Para llevárselo a casa
Santiago Roncagliolo es uno de esos tipos infrecuentes que aparecen en la vida de la gente y que, apenas se le conoce, tiene uno ganas de llevárselo a casa. De hecho, él debe saber que produce ese efecto en la gente porque antes incluso de que yo lo conociera, él ya estaba en mi casa.
Fue hace unos días, en Lisboa. Roncagliolo acababa de llegar a la ciudad con mi amigo Marcos Giralt Torrente. Venían de Póvoa de Varzim, un pequeño pueblo costero del norte de Portugal que tiene amplia tradición literaria por sus encuentros de escritores lusófonos e hispanos. Los dos habían presentado allí sus novelas, que acaba de editar en portugués Teorema, la editorial de ese maravilloso apasionado de la literatura en castellano que es Carlos da Veiga, y al día siguiente las volvían a presentar en el Instituto Cervantes de la capital. Giralt venía alucinado con el joven Roncagliolo: además de presentar su novela en fluido portugués, el tío había vendido sobre la marcha los 15 ejemplares que llevaba. Así y todo, le había caído bien, así que cuando llamó al móvil, le dijo que viniera. A los dos minutos, el joven Roncagliolo tocó el timbre. Llovía a mares, venía hecho una sopa, se metió al baño a secarse las gafas, salió del baño, se metió las gafas en el bolsillo, se sentó, empezó a hablar y ya no paró.
Allí estaba la célebre labia peruana, que al parecer se transmite de generación en generación (como los cargos políticos, el humor, el dolor de la patria y el talento literario), en plena ebullición.
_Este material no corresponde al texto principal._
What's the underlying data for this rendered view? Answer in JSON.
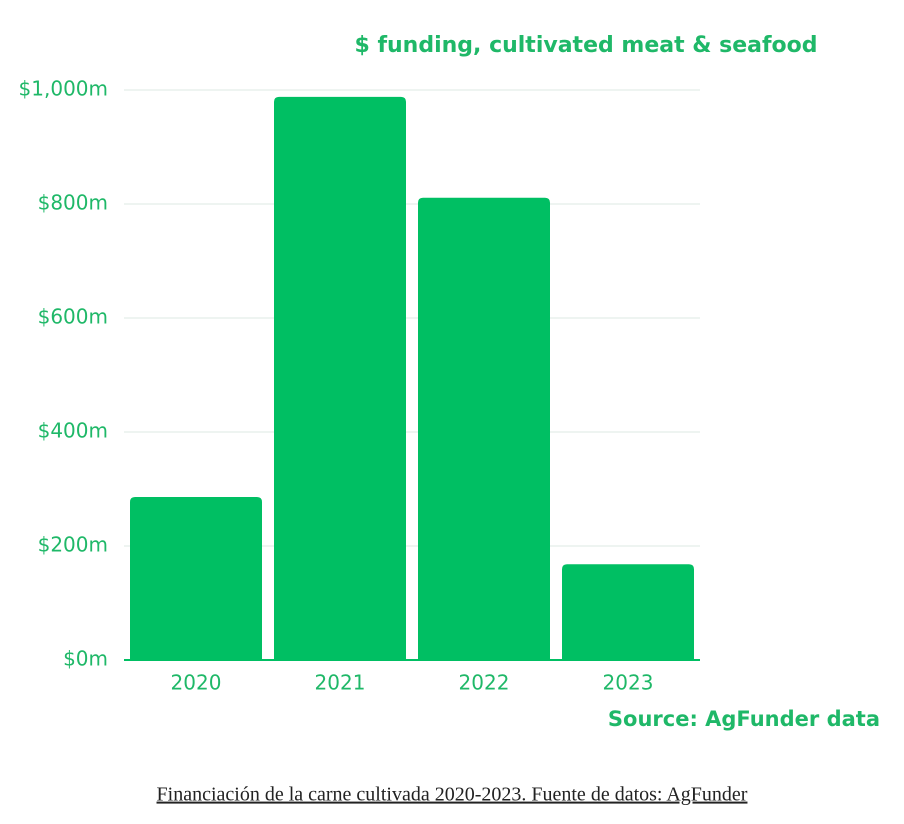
{
  "chart_data": {
    "type": "bar",
    "title": "$ funding, cultivated meat & seafood",
    "categories": [
      "2020",
      "2021",
      "2022",
      "2023"
    ],
    "values": [
      286,
      988,
      811,
      168
    ],
    "color": "#00bf63",
    "ylim": [
      0,
      1000
    ],
    "yticks": [
      {
        "value": 0,
        "label": "$0m"
      },
      {
        "value": 200,
        "label": "$200m"
      },
      {
        "value": 400,
        "label": "$400m"
      },
      {
        "value": 600,
        "label": "$600m"
      },
      {
        "value": 800,
        "label": "$800m"
      },
      {
        "value": 1000,
        "label": "$1,000m"
      }
    ],
    "grid": true,
    "source": "Source: AgFunder data",
    "caption": "Financiación de la carne cultivada 2020-2023. Fuente de datos: AgFunder"
  }
}
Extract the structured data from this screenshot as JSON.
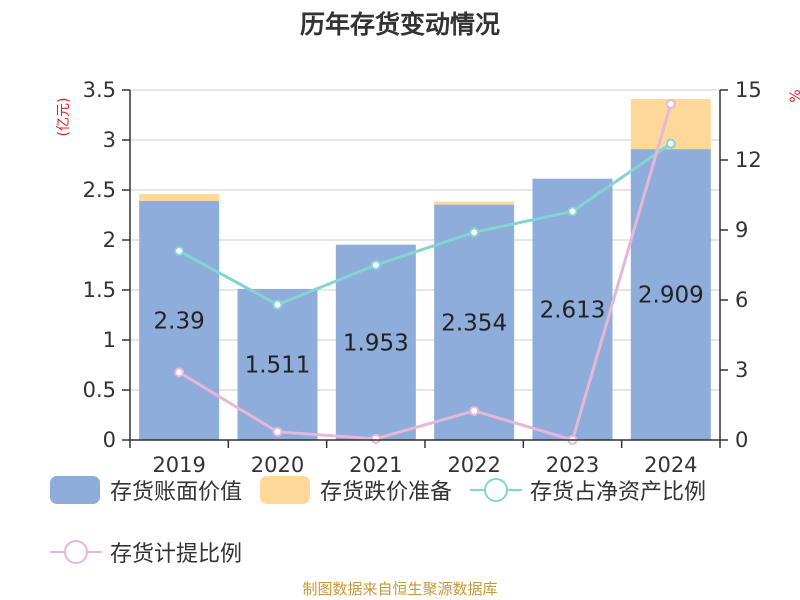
{
  "title": "历年存货变动情况",
  "source": "制图数据来自恒生聚源数据库",
  "colors": {
    "bar_value": "#8eadda",
    "bar_provision": "#fdd898",
    "line_ratio": "#85d4d4",
    "line_provision_ratio": "#e6b7d9",
    "unit_label": "#dd2222",
    "source": "#c8963c"
  },
  "chart_data": {
    "type": "bar",
    "title": "历年存货变动情况",
    "categories": [
      "2019",
      "2020",
      "2021",
      "2022",
      "2023",
      "2024"
    ],
    "left_axis": {
      "unit": "(亿元)",
      "ylim": [
        0,
        3.5
      ],
      "ticks": [
        "0",
        "0.5",
        "1",
        "1.5",
        "2",
        "2.5",
        "3",
        "3.5"
      ]
    },
    "right_axis": {
      "unit": "%",
      "ylim": [
        0,
        15
      ],
      "ticks": [
        "0",
        "3",
        "6",
        "9",
        "12",
        "15"
      ]
    },
    "grid": true,
    "legend_position": "bottom",
    "series": [
      {
        "name": "存货账面价值",
        "kind": "bar",
        "stack": "inventory",
        "axis": "left",
        "values": [
          2.39,
          1.511,
          1.953,
          2.354,
          2.613,
          2.909
        ],
        "labels": [
          "2.39",
          "1.511",
          "1.953",
          "2.354",
          "2.613",
          "2.909"
        ]
      },
      {
        "name": "存货跌价准备",
        "kind": "bar",
        "stack": "inventory",
        "axis": "left",
        "values": [
          0.07,
          0.0,
          0.0,
          0.03,
          0.0,
          0.5
        ]
      },
      {
        "name": "存货占净资产比例",
        "kind": "line",
        "axis": "right",
        "values": [
          8.1,
          5.8,
          7.5,
          8.9,
          9.8,
          12.7
        ]
      },
      {
        "name": "存货计提比例",
        "kind": "line",
        "axis": "right",
        "values": [
          2.9,
          0.35,
          0.05,
          1.25,
          0.0,
          14.4
        ]
      }
    ]
  }
}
En el breve espacio de cuatro o cinco cervezas, contó su primera novela, sus reportajes más recientes, los entresijos de su próximo libro, "una biografía de Abimaíl Guzmán", su vida como aprendiz de periodista en un diario sensacionalista de Lima, su devoción por Bryce Echenique, las claves secretas del auge y caída de Fujimori, su relajada existencia en el seno de una familia bien desestructurada, su corta carrera como guionista de culebrones, su llegada a España (donde, para poder residir, fue contratado por un amigo hippy, o quizá rasta, como falso empleado doméstico), las líneas maestras de su noviazgo con una chica valenciana, las memorias de otro noviazgo anterior con una brasileña que tenía un gato sin castrar (ahí aprendió el portugués que utilizó para seducir a los oyentes de Póvoa, de ahí sacó al gato que convirtió en personaje crucial de Pudor), sus planes para los próximos meses (entre los que no citó, desde luego, ganar el Premio Alfaguara).
Menudo pesado, dirán algunos. ¡Justo al revés! Roncagliolo lo cuenta todo con tanta gracia, tanta contención y tanta sabiduría, que parece que en vez de 30 años tuviera 60, o que fuera de la familia desde siempre. Al día siguiente, comimos, presentó la novela (en portugués fluido), cenamos, tomamos unas copas. Cuando nos despedimos, Roncagliolo seguía hablando. Ahora, en casa, todos estamos leyendo Pudor. En portugués, claro. Es lo que tiene Roncagliolo. Te lo llevas a casa, y él ya no se va.